O relatório alerta para o facto de ainda existir um número significativo de crianças e jovens sem projecto de vida. Entre os que o têm, destaca-se a autonomização (32%), a reintegração na família nuclear (30%) e a adopção (10,5%). Menos expressão têm o acolhimento permanente (8%), a reintegração na família alargada (5,5%) ou o apadrinhamento civil (0,4%).
Continuam a ter “fraca expressão” as medidas que prevêem a possibilidade de família alternativa. E persiste a conhecida “discrepância entre as características reais das crianças que reúnem condições para virem a ser adoptadas e as pretensões dos candidatos”.
Os autores chamam a atenção para os jovens que depois dos 18 anos não têm condições para viverem sozinhos, ou seja, para serem autónomos, porque continuam a estudar ou à procura de emprego. O escalão 15-17 anos (1342) sobressai, mas também pesa o de 18-20 (757) e o de 12/14 (494).
“Dos 148 jovens que saíram para a vida autónoma, 64 foram residir em casa alugada e os restantes em quartos alugados ou equivalente”, refere. A transferência para centros educativos, por terem cometido actos tipificados como crimes, representa 1,1%. E a transferência para lares residenciais, colégios do ensino especial ou comunidades terapêuticas outros 1,8%.
Transições dolorosas
A memória da primeira noite na instituição é sempre má. A memória da primeira noite fora da instituição tende a não ser muito melhor. Podem não ter quem os apoie na altura de arrendar uma casa, arranjar um emprego, aprender a tratar da casa, a gerir o dinheiro, a comandar o tempo.

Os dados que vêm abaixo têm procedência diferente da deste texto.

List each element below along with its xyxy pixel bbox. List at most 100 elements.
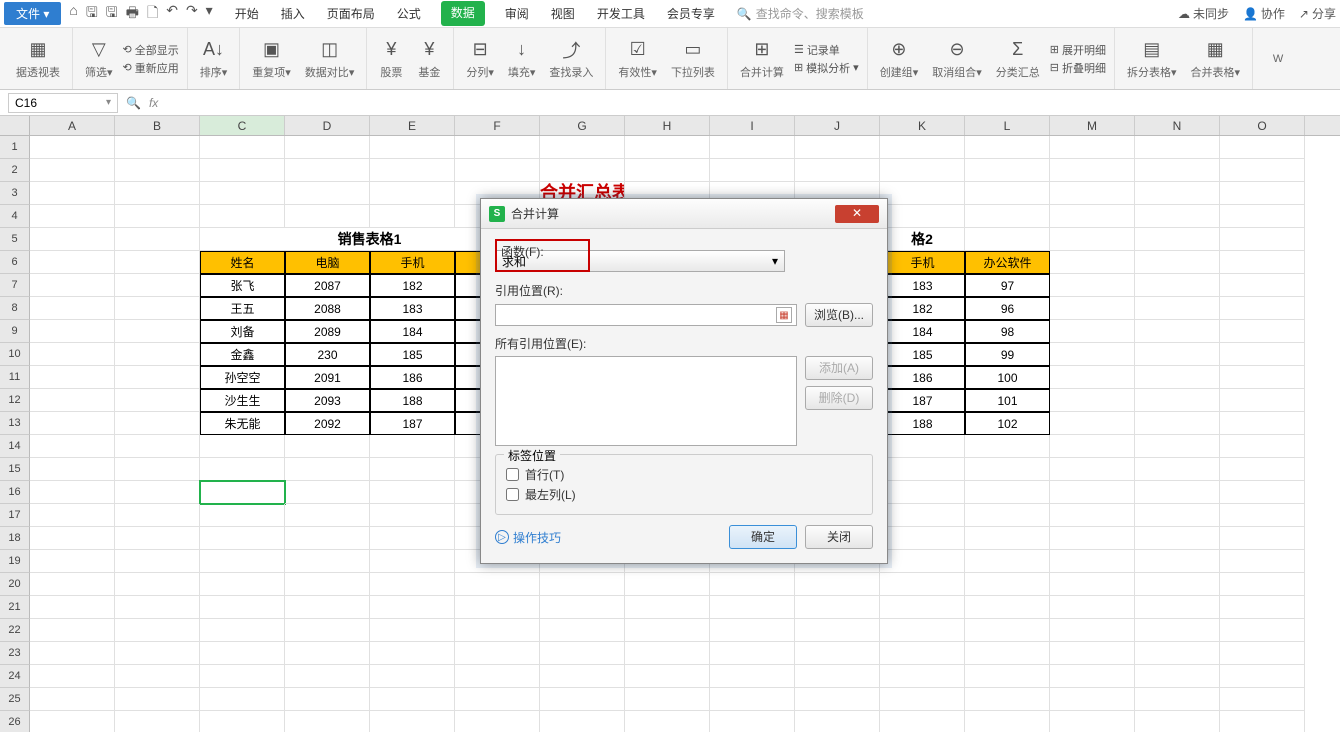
cell[interactable] <box>1050 182 1135 205</box>
cell[interactable] <box>455 665 540 688</box>
qat-saveas-icon[interactable]: 🖫 <box>106 2 118 26</box>
row-header[interactable]: 5 <box>0 228 30 251</box>
col-header-B[interactable]: B <box>115 116 200 135</box>
split-table-button[interactable]: ▤拆分表格▾ <box>1123 36 1181 82</box>
cell[interactable] <box>455 596 540 619</box>
cell[interactable] <box>200 435 285 458</box>
cell[interactable] <box>455 711 540 732</box>
row-header[interactable]: 22 <box>0 619 30 642</box>
cell[interactable] <box>1135 573 1220 596</box>
fund-button[interactable]: ¥基金 <box>413 36 445 82</box>
cell[interactable] <box>1220 504 1305 527</box>
cell[interactable] <box>200 550 285 573</box>
cell[interactable] <box>455 642 540 665</box>
cell[interactable] <box>370 527 455 550</box>
cell[interactable]: 金鑫 <box>200 343 285 366</box>
cell[interactable] <box>30 481 115 504</box>
row-header[interactable]: 20 <box>0 573 30 596</box>
ribbon-sort[interactable]: A↓排序▾ <box>188 28 241 89</box>
cell[interactable]: 97 <box>965 274 1050 297</box>
cell[interactable] <box>1050 481 1135 504</box>
cell[interactable] <box>880 205 965 228</box>
tab-devtools[interactable]: 开发工具 <box>595 1 647 26</box>
cell[interactable] <box>370 619 455 642</box>
cell[interactable] <box>880 596 965 619</box>
cell[interactable] <box>1050 688 1135 711</box>
cell[interactable] <box>1135 205 1220 228</box>
cell[interactable] <box>115 412 200 435</box>
cell[interactable] <box>200 573 285 596</box>
collab-button[interactable]: 👤协作 <box>1243 5 1285 22</box>
cell[interactable] <box>710 642 795 665</box>
what-if-button[interactable]: ⊞ 模拟分析▾ <box>794 60 859 76</box>
cell[interactable] <box>880 504 965 527</box>
cell[interactable] <box>370 642 455 665</box>
cell[interactable] <box>285 205 370 228</box>
top-row-checkbox[interactable]: 首行(T) <box>506 466 862 483</box>
qat-redo-icon[interactable]: ↷ <box>186 2 198 26</box>
row-header[interactable]: 4 <box>0 205 30 228</box>
consolidate-button[interactable]: ⊞合并计算 <box>736 36 788 82</box>
cell[interactable] <box>795 619 880 642</box>
tab-start[interactable]: 开始 <box>233 1 261 26</box>
cell[interactable]: 96 <box>965 297 1050 320</box>
cell[interactable] <box>1050 504 1135 527</box>
cell[interactable]: 186 <box>370 366 455 389</box>
cell[interactable] <box>115 297 200 320</box>
cell[interactable] <box>115 711 200 732</box>
cell[interactable] <box>1220 251 1305 274</box>
cell[interactable] <box>115 389 200 412</box>
ok-button[interactable]: 确定 <box>729 525 797 549</box>
cell[interactable] <box>880 688 965 711</box>
cell[interactable] <box>115 136 200 159</box>
show-detail-button[interactable]: ⊞ 展开明细 <box>1050 42 1106 58</box>
cell[interactable] <box>880 159 965 182</box>
cell[interactable] <box>880 573 965 596</box>
cell[interactable] <box>1135 159 1220 182</box>
col-header-L[interactable]: L <box>965 116 1050 135</box>
record-form-button[interactable]: ☰ 记录单 <box>794 42 859 58</box>
cell[interactable] <box>880 527 965 550</box>
qat-print-icon[interactable]: 🖶 <box>126 2 139 26</box>
cell[interactable] <box>880 550 965 573</box>
col-header-C[interactable]: C <box>200 116 285 135</box>
cell[interactable] <box>285 573 370 596</box>
cell[interactable] <box>625 619 710 642</box>
cell[interactable] <box>1220 320 1305 343</box>
cell[interactable] <box>1050 136 1135 159</box>
cell[interactable] <box>115 159 200 182</box>
cell[interactable]: 101 <box>965 389 1050 412</box>
cell[interactable] <box>795 642 880 665</box>
row-header[interactable]: 14 <box>0 435 30 458</box>
cell[interactable] <box>30 297 115 320</box>
cell[interactable] <box>285 665 370 688</box>
cell[interactable]: 187 <box>370 412 455 435</box>
cell[interactable] <box>285 458 370 481</box>
cell[interactable] <box>200 481 285 504</box>
cell[interactable] <box>540 688 625 711</box>
cell[interactable] <box>625 642 710 665</box>
cell[interactable] <box>540 619 625 642</box>
all-references-list[interactable] <box>495 356 797 446</box>
cell[interactable] <box>710 619 795 642</box>
cell[interactable] <box>370 182 455 205</box>
cell[interactable]: 张飞 <box>200 274 285 297</box>
file-menu[interactable]: 文件 ▾ <box>4 2 61 25</box>
cell[interactable] <box>1050 435 1135 458</box>
delete-button[interactable]: 删除(D) <box>805 386 873 410</box>
cell[interactable]: 办公软件 <box>965 251 1050 274</box>
close-button[interactable]: 关闭 <box>805 525 873 549</box>
cell[interactable]: 2089 <box>285 320 370 343</box>
cell[interactable] <box>1050 297 1135 320</box>
cell[interactable]: 王五 <box>200 297 285 320</box>
cell[interactable] <box>115 665 200 688</box>
cell[interactable] <box>795 136 880 159</box>
cell[interactable] <box>30 550 115 573</box>
cell[interactable] <box>115 527 200 550</box>
cell[interactable] <box>115 205 200 228</box>
cell[interactable] <box>1220 573 1305 596</box>
cell[interactable]: 2088 <box>285 297 370 320</box>
cell[interactable] <box>370 688 455 711</box>
tab-data[interactable]: 数据 <box>441 1 485 26</box>
cell[interactable] <box>710 573 795 596</box>
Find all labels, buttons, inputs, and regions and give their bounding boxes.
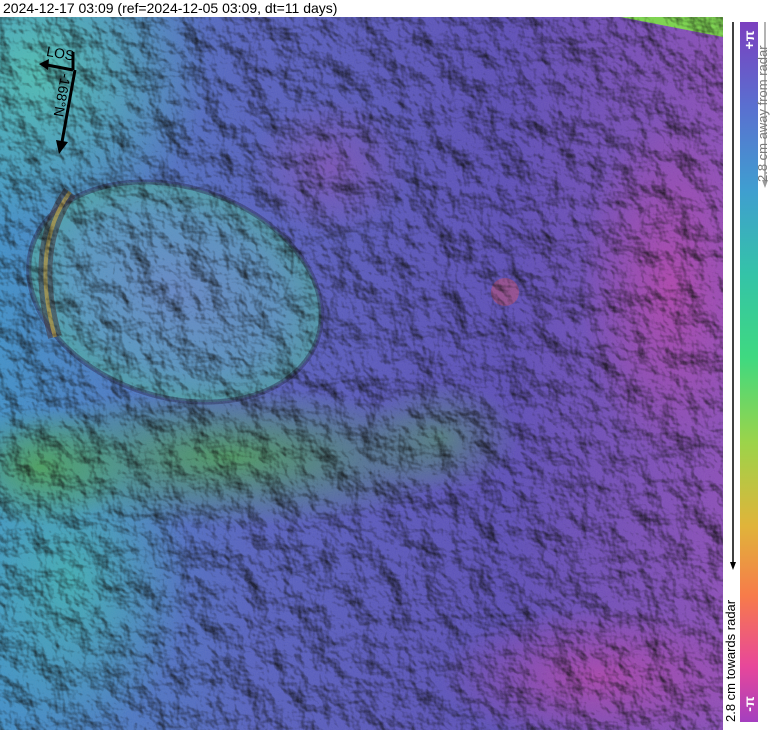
minus-pi-label: -π	[741, 696, 757, 712]
orientation-indicator	[39, 52, 77, 154]
away-from-radar-label: 2.8 cm away from radar	[755, 45, 770, 182]
towards-radar-label: 2.8 cm towards radar	[723, 599, 738, 722]
image-title: 2024-12-17 03:09 (ref=2024-12-05 03:09, …	[3, 0, 338, 16]
header-bar: 2024-12-17 03:09 (ref=2024-12-05 03:09, …	[0, 0, 773, 17]
interferogram-map: LOS -168°N	[0, 17, 723, 730]
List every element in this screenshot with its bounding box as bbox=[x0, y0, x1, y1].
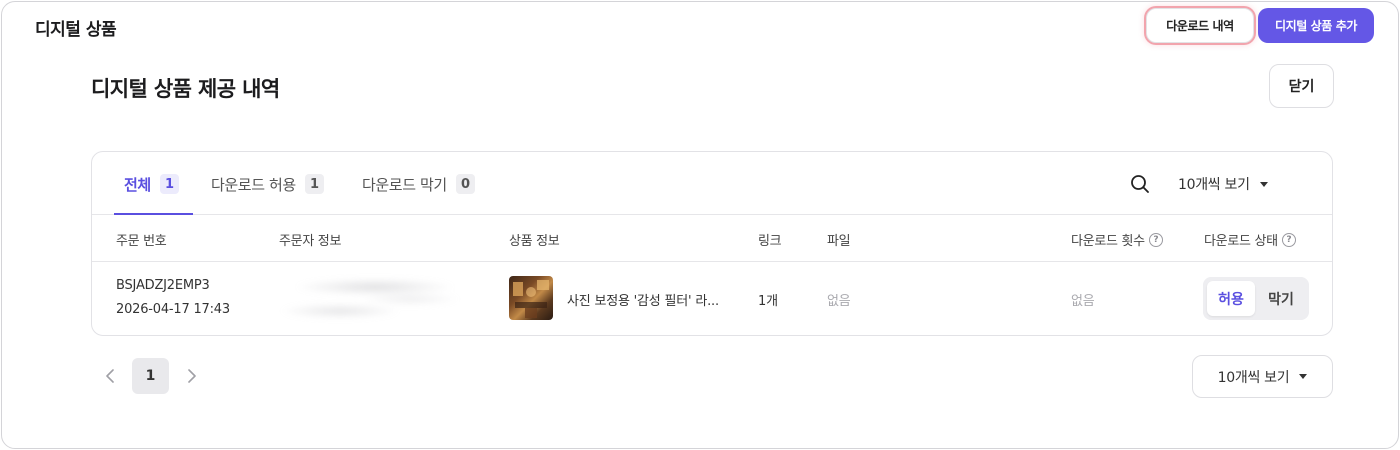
delivery-history-card: 전체 1 다운로드 허용 1 다운로드 막기 0 10개씩 보기 주문 번호 주… bbox=[91, 151, 1333, 336]
allow-download-toggle[interactable]: 허용 bbox=[1207, 281, 1255, 316]
file-value: 없음 bbox=[827, 294, 851, 309]
tab-count-badge: 0 bbox=[455, 174, 475, 194]
order-number: BSJADZJ2EMP3 bbox=[116, 278, 210, 293]
chevron-right-icon[interactable] bbox=[184, 365, 200, 387]
product-name[interactable]: 사진 보정용 '감성 필터' 라... bbox=[567, 290, 719, 309]
help-icon[interactable]: ? bbox=[1281, 232, 1296, 247]
pagination-page-button[interactable]: 1 bbox=[132, 358, 169, 394]
block-download-toggle[interactable]: 막기 bbox=[1257, 281, 1305, 316]
column-header-label: 다운로드 상태 bbox=[1204, 234, 1278, 249]
column-header-label: 다운로드 횟수 bbox=[1071, 234, 1145, 249]
column-header-file: 파일 bbox=[827, 234, 851, 249]
help-icon[interactable]: ? bbox=[1148, 232, 1163, 247]
page-size-dropdown[interactable]: 10개씩 보기 bbox=[1178, 172, 1268, 196]
tab-download-allowed[interactable]: 다운로드 허용 1 bbox=[211, 173, 324, 195]
search-icon[interactable] bbox=[1129, 173, 1151, 195]
close-button[interactable]: 닫기 bbox=[1269, 64, 1334, 108]
page-size-label: 10개씩 보기 bbox=[1178, 177, 1250, 193]
filter-tabs: 전체 1 다운로드 허용 1 다운로드 막기 0 10개씩 보기 bbox=[92, 152, 1332, 215]
order-date: 2026-04-17 17:43 bbox=[116, 302, 230, 317]
app-title: 디지털 상품 bbox=[35, 20, 117, 40]
section-title: 디지털 상품 제공 내역 bbox=[91, 77, 280, 101]
add-digital-product-button[interactable]: 디지털 상품 추가 bbox=[1258, 8, 1374, 43]
column-header-orderer: 주문자 정보 bbox=[279, 234, 342, 249]
table-row[interactable]: BSJADZJ2EMP3 2026-04-17 17:43 사진 보정용 '감성… bbox=[92, 262, 1332, 336]
product-thumbnail bbox=[509, 276, 553, 320]
column-header-download-status: 다운로드 상태 ? bbox=[1204, 230, 1296, 249]
tab-label: 다운로드 막기 bbox=[362, 175, 447, 194]
column-header-link: 링크 bbox=[758, 234, 782, 249]
download-count: 없음 bbox=[1071, 294, 1095, 309]
column-header-download-count: 다운로드 횟수 ? bbox=[1071, 230, 1163, 249]
tab-count-badge: 1 bbox=[159, 174, 179, 194]
download-history-button[interactable]: 다운로드 내역 bbox=[1146, 8, 1254, 43]
tab-count-badge: 1 bbox=[304, 174, 324, 194]
chevron-left-icon[interactable] bbox=[102, 365, 118, 387]
caret-down-icon bbox=[1259, 181, 1268, 187]
tab-download-blocked[interactable]: 다운로드 막기 0 bbox=[362, 173, 475, 195]
page-size-label: 10개씩 보기 bbox=[1217, 369, 1290, 386]
tab-label: 전체 bbox=[124, 175, 151, 194]
download-status-toggle: 허용 막기 bbox=[1203, 277, 1309, 320]
app-window: 디지털 상품 다운로드 내역 디지털 상품 추가 디지털 상품 제공 내역 닫기… bbox=[1, 1, 1399, 449]
column-header-order-no: 주문 번호 bbox=[116, 234, 167, 249]
link-count: 1개 bbox=[758, 294, 778, 309]
column-header-product: 상품 정보 bbox=[509, 234, 560, 249]
tab-label: 다운로드 허용 bbox=[211, 175, 296, 194]
caret-down-icon bbox=[1299, 374, 1308, 379]
page-size-select[interactable]: 10개씩 보기 bbox=[1192, 355, 1333, 398]
orderer-info-redacted bbox=[280, 271, 465, 329]
table-header: 주문 번호 주문자 정보 상품 정보 링크 파일 다운로드 횟수 ? 다운로드 … bbox=[92, 215, 1332, 262]
tab-all[interactable]: 전체 1 bbox=[124, 173, 179, 195]
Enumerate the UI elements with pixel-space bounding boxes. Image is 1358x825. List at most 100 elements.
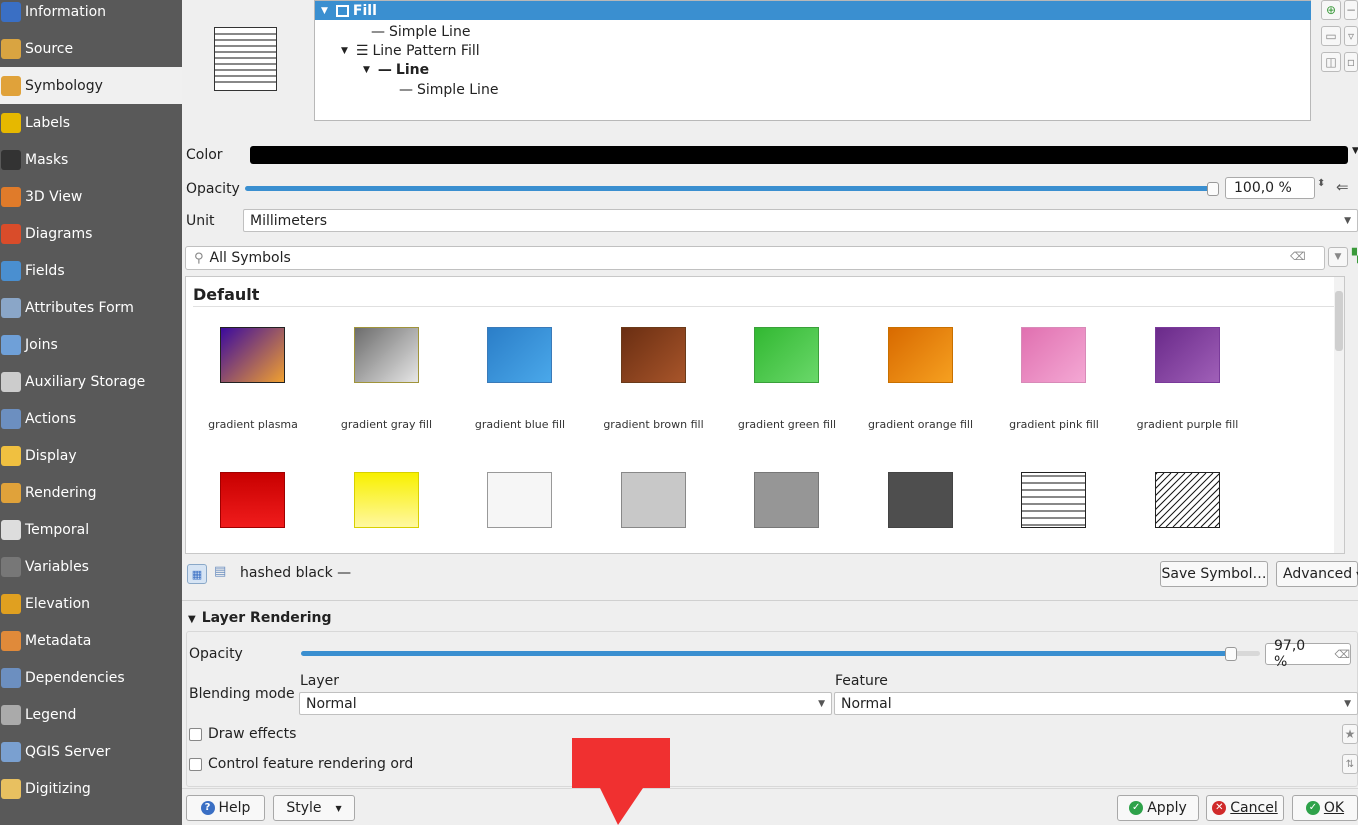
symbol-gallery[interactable]: Default gradient plasma gradient gray fil… (185, 276, 1345, 554)
layer-opacity-slider[interactable] (301, 651, 1231, 656)
sidebar-item-rendering[interactable]: Rendering (0, 474, 182, 511)
sidebar-item-label: Dependencies (25, 669, 125, 686)
sidebar-item-attributes-form[interactable]: Attributes Form (0, 289, 182, 326)
sidebar-item-labels[interactable]: Labels (0, 104, 182, 141)
duplicate-icon[interactable]: ◫ (1321, 52, 1341, 72)
search-dropdown-icon[interactable]: ▼ (1328, 247, 1348, 267)
unit-select[interactable]: Millimeters ▼ (243, 209, 1358, 232)
tree-item-label: Fill (352, 2, 377, 19)
advanced-button[interactable]: Advanced ▼ (1276, 561, 1358, 587)
add-layer-icon[interactable]: ⊕ (1321, 0, 1341, 20)
save-symbol-button[interactable]: Save Symbol… (1160, 561, 1268, 587)
sidebar-item-masks[interactable]: Masks (0, 141, 182, 178)
symbol-swatch[interactable] (220, 472, 285, 528)
remove-layer-icon[interactable]: − (1344, 0, 1358, 20)
clear-icon[interactable]: ⌫ (1334, 648, 1350, 661)
tree-item-simple-line[interactable]: — Simple Line (371, 22, 470, 41)
color-dropdown-icon[interactable]: ▼ (1352, 146, 1358, 156)
gear-icon (1, 408, 21, 429)
symbol-swatch[interactable] (220, 327, 285, 383)
symbol-swatch[interactable] (754, 327, 819, 383)
data-defined-icon[interactable]: ⇐ (1336, 178, 1349, 196)
hatch-horizontal-swatch[interactable] (1021, 472, 1086, 528)
symbol-swatch[interactable] (754, 472, 819, 528)
effects-star-icon[interactable]: ★ (1342, 724, 1358, 744)
sidebar-item-fields[interactable]: Fields (0, 252, 182, 289)
help-button[interactable]: ? Help (186, 795, 265, 821)
icon-view-icon[interactable]: ▦ (187, 564, 207, 584)
sidebar-item-display[interactable]: Display (0, 437, 182, 474)
sidebar-item-diagrams[interactable]: Diagrams (0, 215, 182, 252)
sidebar-item-actions[interactable]: Actions (0, 400, 182, 437)
sidebar-item-temporal[interactable]: Temporal (0, 511, 182, 548)
symbol-swatch[interactable] (487, 327, 552, 383)
ok-button[interactable]: ✓ OK (1292, 795, 1358, 821)
list-view-icon[interactable]: ▤ (214, 564, 226, 579)
tree-item-label: Line (395, 61, 430, 78)
move-down-icon[interactable]: ▭ (1321, 26, 1341, 46)
move-up-icon[interactable]: ▿ (1344, 26, 1358, 46)
sidebar-item-legend[interactable]: Legend (0, 696, 182, 733)
clear-icon[interactable]: ⌫ (1290, 250, 1306, 263)
tree-item-simple-line[interactable]: — Simple Line (399, 80, 498, 99)
layer-rendering-header[interactable]: ▼ Layer Rendering (188, 610, 332, 626)
apply-button[interactable]: ✓ Apply (1117, 795, 1199, 821)
sidebar-item-source[interactable]: Source (0, 30, 182, 67)
symbol-preview (214, 27, 277, 91)
sidebar-item-digitizing[interactable]: Digitizing (0, 770, 182, 807)
lock-icon[interactable]: ▫ (1344, 52, 1358, 72)
feature-blend-select[interactable]: Normal ▼ (834, 692, 1358, 715)
sidebar-item-information[interactable]: Information (0, 0, 182, 30)
sidebar-item-dependencies[interactable]: Dependencies (0, 659, 182, 696)
style-label: Style (286, 800, 322, 816)
sidebar-item-label: Metadata (25, 632, 92, 649)
sidebar-item-variables[interactable]: Variables (0, 548, 182, 585)
order-by-icon[interactable]: ⇅ (1342, 754, 1358, 774)
collapse-arrow-icon[interactable]: ▼ (188, 614, 196, 625)
scrollbar-thumb[interactable] (1335, 291, 1343, 351)
style-button[interactable]: Style ▼ (273, 795, 355, 821)
symbol-swatch[interactable] (353, 472, 419, 528)
layer-opacity-slider-handle[interactable] (1225, 647, 1237, 661)
gallery-scrollbar[interactable] (1334, 277, 1344, 553)
sidebar-item-elevation[interactable]: Elevation (0, 585, 182, 622)
tree-item-line-pattern-fill[interactable]: ▼ ☰ Line Pattern Fill (341, 41, 480, 60)
expand-arrow-icon[interactable]: ▼ (341, 46, 348, 56)
tree-item-line[interactable]: ▼ — Line (363, 60, 429, 79)
spin-arrows-icon[interactable]: ⬍ (1317, 178, 1325, 189)
opacity-spinbox[interactable]: 100,0 % (1225, 177, 1315, 199)
hatch-diagonal-swatch[interactable] (1095, 472, 1339, 528)
sidebar-item-auxiliary-storage[interactable]: Auxiliary Storage (0, 363, 182, 400)
symbol-search-input[interactable]: ⚲ All Symbols (185, 246, 1325, 270)
symbol-swatch[interactable] (1021, 327, 1086, 383)
symbol-swatch[interactable] (887, 327, 953, 383)
tree-item-label: Line Pattern Fill (372, 42, 480, 59)
symbol-swatch[interactable] (487, 472, 552, 528)
expand-arrow-icon[interactable]: ▼ (321, 6, 328, 16)
layer-opacity-spinbox[interactable]: 97,0 % ⌫ (1265, 638, 1351, 670)
gallery-group-title: Default (193, 285, 260, 304)
layer-blend-select[interactable]: Normal ▼ (299, 692, 832, 715)
symbol-swatch[interactable] (620, 472, 686, 528)
sidebar-item-qgis-server[interactable]: QGIS Server (0, 733, 182, 770)
symbol-layer-tree[interactable]: ▼ Fill — Simple Line ▼ ☰ Line Pattern Fi… (314, 0, 1311, 121)
sidebar-item-joins[interactable]: Joins (0, 326, 182, 363)
cancel-button[interactable]: ✕ Cancel (1206, 795, 1284, 821)
expand-arrow-icon[interactable]: ▼ (363, 65, 370, 75)
color-button[interactable] (250, 146, 1348, 164)
symbol-swatch[interactable] (353, 327, 419, 383)
opacity-slider-handle[interactable] (1207, 182, 1219, 196)
control-order-checkbox[interactable] (189, 758, 202, 771)
symbol-swatch[interactable] (887, 472, 953, 528)
tree-item-fill[interactable]: ▼ Fill (315, 1, 1311, 20)
sidebar-item-metadata[interactable]: Metadata (0, 622, 182, 659)
sidebar-item-symbology[interactable]: Symbology (0, 67, 182, 104)
symbol-swatch[interactable] (1154, 327, 1220, 383)
symbol-swatch[interactable] (620, 327, 686, 383)
opacity-slider[interactable] (245, 186, 1211, 191)
draw-effects-checkbox[interactable] (189, 728, 202, 741)
style-manager-icon[interactable]: ▚ (1352, 249, 1358, 264)
display-icon (1, 445, 21, 466)
sidebar-item-3d-view[interactable]: 3D View (0, 178, 182, 215)
fill-icon (335, 4, 349, 17)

João Pedro Gaspar trabalhava há anos com crianças e jovens internados em Centros de Acolhimento Temporário e Lares de Infância e Juventude. Quis perceber as transições – da família para a instituições e da instituição para o mundo. A tese de doutoramento em psicologia da educação que no ano passado defendeu na Universidade de Coimbra – “Os desafios da autonomização” – levanta o véu sobre essa realidade.
Recorrendo a uma base de dados com 100 jovens adultos que viveram mais de 10 anos em instituições, entrevistou 26. E foi chegando aos seus modos de ver.
O acolhimento, notou, está quase sempre associado ao corte com a família e ao pouco envolvimento de quem recebe. “Não gostei, passei muitos dias a chorar”, disse-lhe um. “Lembro-me como se fosse hoje, fiquei naquela casa grande com gente desconhecida que me metia medo e que não me transmitia a calma da minha mãe. Foi horrível! Ainda hoje sinto o cheiro e os sons que me atormentavam”, disse-lhe outro.
O momento da saída faz-se de “sentimentos contraditórios, que passam pela libertação das regras da instituição e pelo receio de solidão e de abandono”. “É muito difícil, é como ter de deixar toda uma vida que criamos num dia”, relatou-lhe um. “Peguei nas minhas coisas sozinha, apenas um pessoa que lá trabalhava se despediu de mim”, relatou-lhe outro.
Quase não houve preparação para a saída da instituição, nem acompanhamento posterior. “A partir desse ponto não recebi qualquer apoio da instituição”, disse um. “Sair da casa onde viveste grande parte da vida sem qualquer apoio financeiro é um suicídio”, disse ainda outro.
Os jovens podem pedir para prolongar a medida de protecção, mas só até aos 21. Um corte brusco tende a ser entendido como uma transição negativa e em grande parte responsável por uma "vida adulta sem rumo definido nem integração social adequada". No entender deste investigador, o Estado devia continuar a acompanhá-los, quiça criar um "suporte interventivo" que que facilitasse o acesso a habitação e a trabalho.